ChatGPT is about to get a big upgrade with paid users soon able to access two-way voice conversations with the tool.
OpenAI also announced that the artificial intelligence (AI) chatbot, which was rolled out in November last year, will be able to look at images and understand what’s going on in them.
The voice feature will be on the iOs and Android apps, where users will be able to pick from five different voices. It is built on a new text-to-speech model developed by the company, and will also incorporate its Whisper AI tool, a speech-recognition system that can transcribe spoken words to text.
The five voices, a mix of male and female with American accents, are called Juniper, Sky, Cove, Ember and Breeze. OpenAI suggests the voices could be used for everything from reading a bedtime story to your children, to settling a debate at the dinner table.
OpenAI’s CEO Sam Altman has spoken about the need for regulation of AI due to the dangers it potentially poses to humanity, but his company appears to be pressing ahead with developments despite some calls for a pause.

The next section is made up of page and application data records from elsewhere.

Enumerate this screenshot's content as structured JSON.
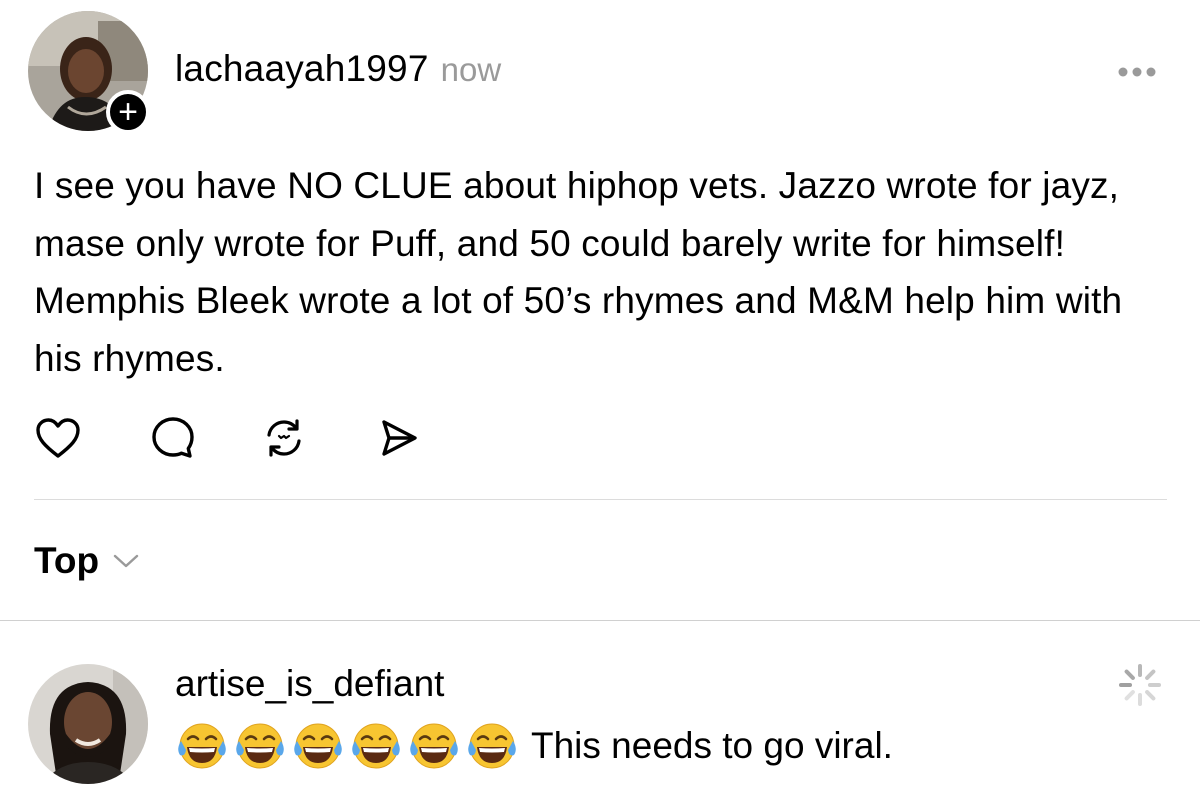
{
  "post": {
    "username": "lachaayah1997",
    "time": "now",
    "more_icon": "more-horizontal-icon",
    "follow_label": "+",
    "body": "I see you have NO CLUE about hiphop vets. Jazzo wrote for jayz, mase only wrote for Puff, and 50 could barely write for himself! Memphis Bleek wrote a lot of 50’s rhymes and M&M help him with his rhymes.",
    "actions": [
      "heart-icon",
      "comment-icon",
      "repost-icon",
      "share-icon"
    ]
  },
  "sort": {
    "label": "Top",
    "icon": "chevron-down-icon"
  },
  "comment": {
    "username": "artise_is_defiant",
    "emoji": "😂",
    "emoji_count": 6,
    "text": "This needs to go viral.",
    "status_icon": "loading-spinner-icon"
  },
  "colors": {
    "text": "#000000",
    "muted": "#9a9a9a",
    "divider": "#dcdcdc"
  }
}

A further development announced by the company in a blog post is that users will be able to show ChatGPT images, which the AI can view and analyse. The company claims it tested the model in “domains such as extremism and scientific proficiency” to help them deploy it responsibly.

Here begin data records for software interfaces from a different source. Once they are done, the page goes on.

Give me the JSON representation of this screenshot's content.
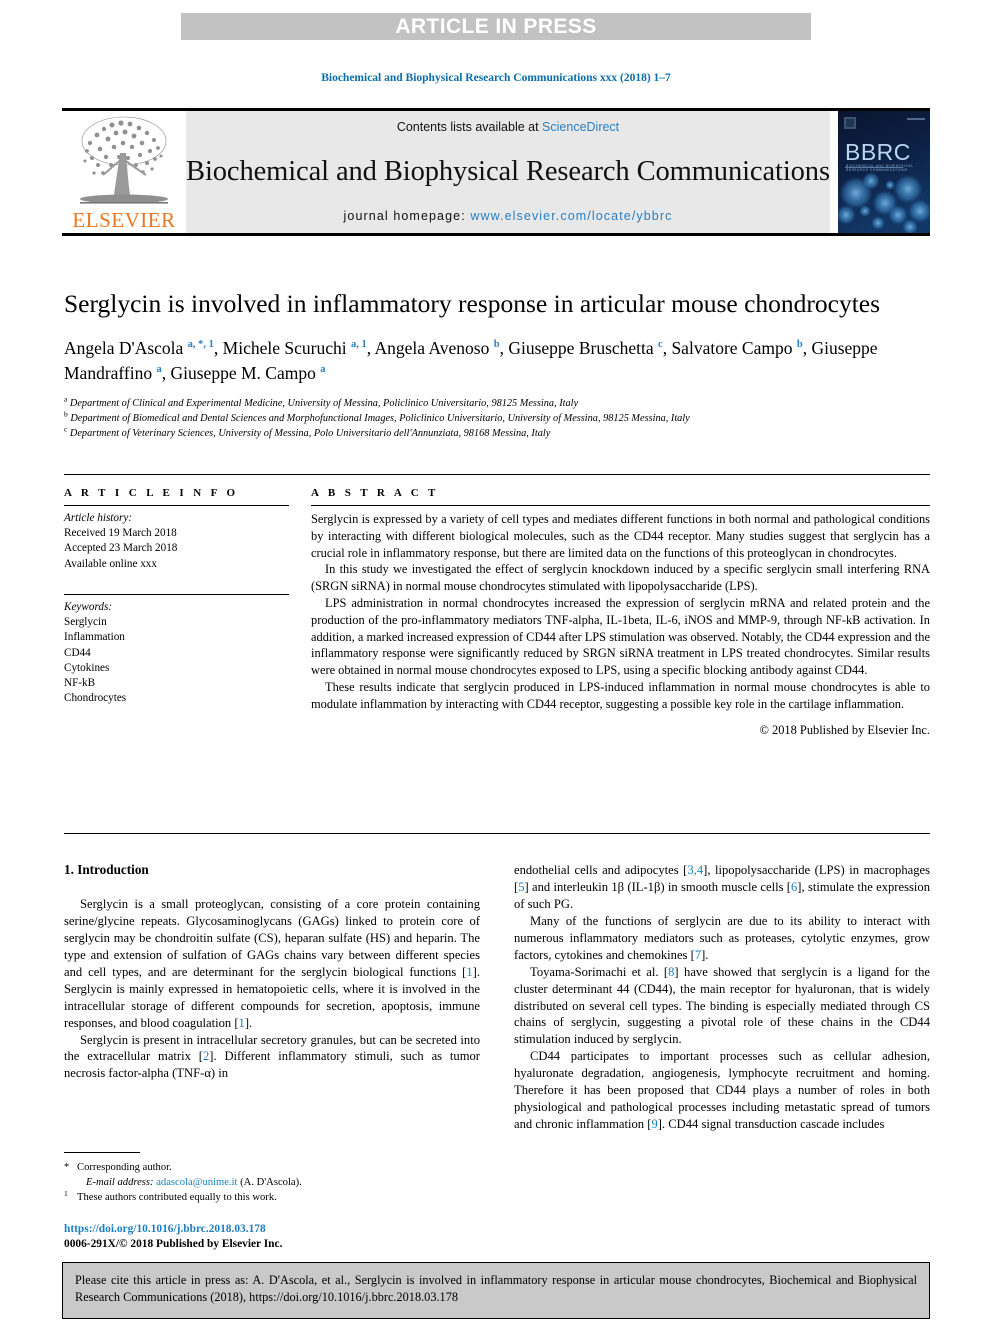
{
  "banner": {
    "text": "ARTICLE IN PRESS"
  },
  "running_head": {
    "text": "Biochemical and Biophysical Research Communications xxx (2018) 1–7"
  },
  "masthead": {
    "publisher_word": "ELSEVIER",
    "contents_prefix": "Contents lists available at ",
    "contents_link": "ScienceDirect",
    "journal_name": "Biochemical and Biophysical Research Communications",
    "homepage_label": "journal homepage: ",
    "homepage_url": "www.elsevier.com/locate/ybbrc",
    "cover_title": "BBRC",
    "cover_subtitle": "BIOCHEMICAL AND BIOPHYSICAL RESEARCH COMMUNICATIONS"
  },
  "article": {
    "title": "Serglycin is involved in inflammatory response in articular mouse chondrocytes",
    "authors_html": "Angela D'Ascola <sup>a, *, 1</sup>, Michele Scuruchi <sup>a, 1</sup>, Angela Avenoso <sup>b</sup>, Giuseppe Bruschetta <sup>c</sup>, Salvatore Campo <sup>b</sup>, Giuseppe Mandraffino <sup>a</sup>, Giuseppe M. Campo <sup>a</sup>",
    "affiliations": [
      {
        "marker": "a",
        "text": "Department of Clinical and Experimental Medicine, University of Messina, Policlinico Universitario, 98125 Messina, Italy"
      },
      {
        "marker": "b",
        "text": "Department of Biomedical and Dental Sciences and Morphofunctional Images, Policlinico Universitario, University of Messina, 98125 Messina, Italy"
      },
      {
        "marker": "c",
        "text": "Department of Veterinary Sciences, University of Messina, Polo Universitario dell'Annunziata, 98168 Messina, Italy"
      }
    ]
  },
  "article_info": {
    "heading": "A R T I C L E   I N F O",
    "history_label": "Article history:",
    "history": [
      "Received 19 March 2018",
      "Accepted 23 March 2018",
      "Available online xxx"
    ],
    "keywords_label": "Keywords:",
    "keywords": [
      "Serglycin",
      "Inflammation",
      "CD44",
      "Cytokines",
      "NF-kB",
      "Chondrocytes"
    ]
  },
  "abstract": {
    "heading": "A B S T R A C T",
    "paragraphs": [
      "Serglycin is expressed by a variety of cell types and mediates different functions in both normal and pathological conditions by interacting with different biological molecules, such as the CD44 receptor. Many studies suggest that serglycin has a crucial role in inflammatory response, but there are limited data on the functions of this proteoglycan in chondrocytes.",
      "In this study we investigated the effect of serglycin knockdown induced by a specific serglycin small interfering RNA (SRGN siRNA) in normal mouse chondrocytes stimulated with lipopolysaccharide (LPS).",
      "LPS administration in normal chondrocytes increased the expression of serglycin mRNA and related protein and the production of the pro-inflammatory mediators TNF-alpha, IL-1beta, IL-6, iNOS and MMP-9, through NF-kB activation. In addition, a marked increased expression of CD44 after LPS stimulation was observed. Notably, the CD44 expression and the inflammatory response were significantly reduced by SRGN siRNA treatment in LPS treated chondrocytes. Similar results were obtained in normal mouse chondrocytes exposed to LPS, using a specific blocking antibody against CD44.",
      "These results indicate that serglycin produced in LPS-induced inflammation in normal mouse chondrocytes is able to modulate inflammation by interacting with CD44 receptor, suggesting a possible key role in the cartilage inflammation."
    ],
    "copyright": "© 2018 Published by Elsevier Inc."
  },
  "body": {
    "section_heading": "1. Introduction",
    "left_paragraphs": [
      "Serglycin is a small proteoglycan, consisting of a core protein containing serine/glycine repeats. Glycosaminoglycans (GAGs) linked to protein core of serglycin may be chondroitin sulfate (CS), heparan sulfate (HS) and heparin. The type and extension of sulfation of GAGs chains vary between different species and cell types, and are determinant for the serglycin biological functions [1]. Serglycin is mainly expressed in hematopoietic cells, where it is involved in the intracellular storage of different compounds for secretion, apoptosis, immune responses, and blood coagulation [1].",
      "Serglycin is present in intracellular secretory granules, but can be secreted into the extracellular matrix [2]. Different inflammatory stimuli, such as tumor necrosis factor-alpha (TNF-α) in"
    ],
    "right_paragraphs": [
      "endothelial cells and adipocytes [3,4], lipopolysaccharide (LPS) in macrophages [5] and interleukin 1β (IL-1β) in smooth muscle cells [6], stimulate the expression of such PG.",
      "Many of the functions of serglycin are due to its ability to interact with numerous inflammatory mediators such as proteases, cytolytic enzymes, grow factors, cytokines and chemokines [7].",
      "Toyama-Sorimachi et al. [8] have showed that serglycin is a ligand for the cluster determinant 44 (CD44), the main receptor for hyaluronan, that is widely distributed on several cell types. The binding is especially mediated through CS chains of serglycin, suggesting a pivotal role of these chains in the CD44 stimulation induced by serglycin.",
      "CD44 participates to important processes such as cellular adhesion, hyaluronate degradation, angiogenesis, lymphocyte recruitment and homing. Therefore it has been proposed that CD44 plays a number of roles in both physiological and pathological processes including metastatic spread of tumors and chronic inflammation [9]. CD44 signal transduction cascade includes"
    ]
  },
  "footnotes": {
    "corresponding": "Corresponding author.",
    "corresponding_marker": "*",
    "email_label": "E-mail address:",
    "email": "adascola@unime.it",
    "email_suffix": "(A. D'Ascola).",
    "equal_marker": "1",
    "equal_contribution": "These authors contributed equally to this work.",
    "doi_url": "https://doi.org/10.1016/j.bbrc.2018.03.178",
    "issn_line": "0006-291X/© 2018 Published by Elsevier Inc."
  },
  "cite_box": {
    "text": "Please cite this article in press as: A. D'Ascola, et al., Serglycin is involved in inflammatory response in articular mouse chondrocytes, Biochemical and Biophysical Research Communications (2018), https://doi.org/10.1016/j.bbrc.2018.03.178"
  },
  "colors": {
    "link_blue": "#1a7fc1",
    "elsevier_orange": "#e87722",
    "banner_gray": "#c2c2c2",
    "masthead_gray": "#e8e8e8",
    "cite_box_gray": "#c9c9c9",
    "cover_navy": "#050d1e"
  }
}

Spotify tapping into OpenAI technology
OpenAI’s tools are also being used by another tech giant - Spotify - which announced on Monday a new feature for translations of podcasts.
The company said - also in a blog post - that the Spotify-developed tool uses the “latest innovations”, including OpenAI’s voice generation technology, to translate a speaker’s voice maintaining their style and tone.
It is starting with a pilot rollout of a number of episodes from podcasters such as Dax Shepard, Lex Fridman, and Monica Padman, with AI translating their episodes into languages including Spanish, French and German.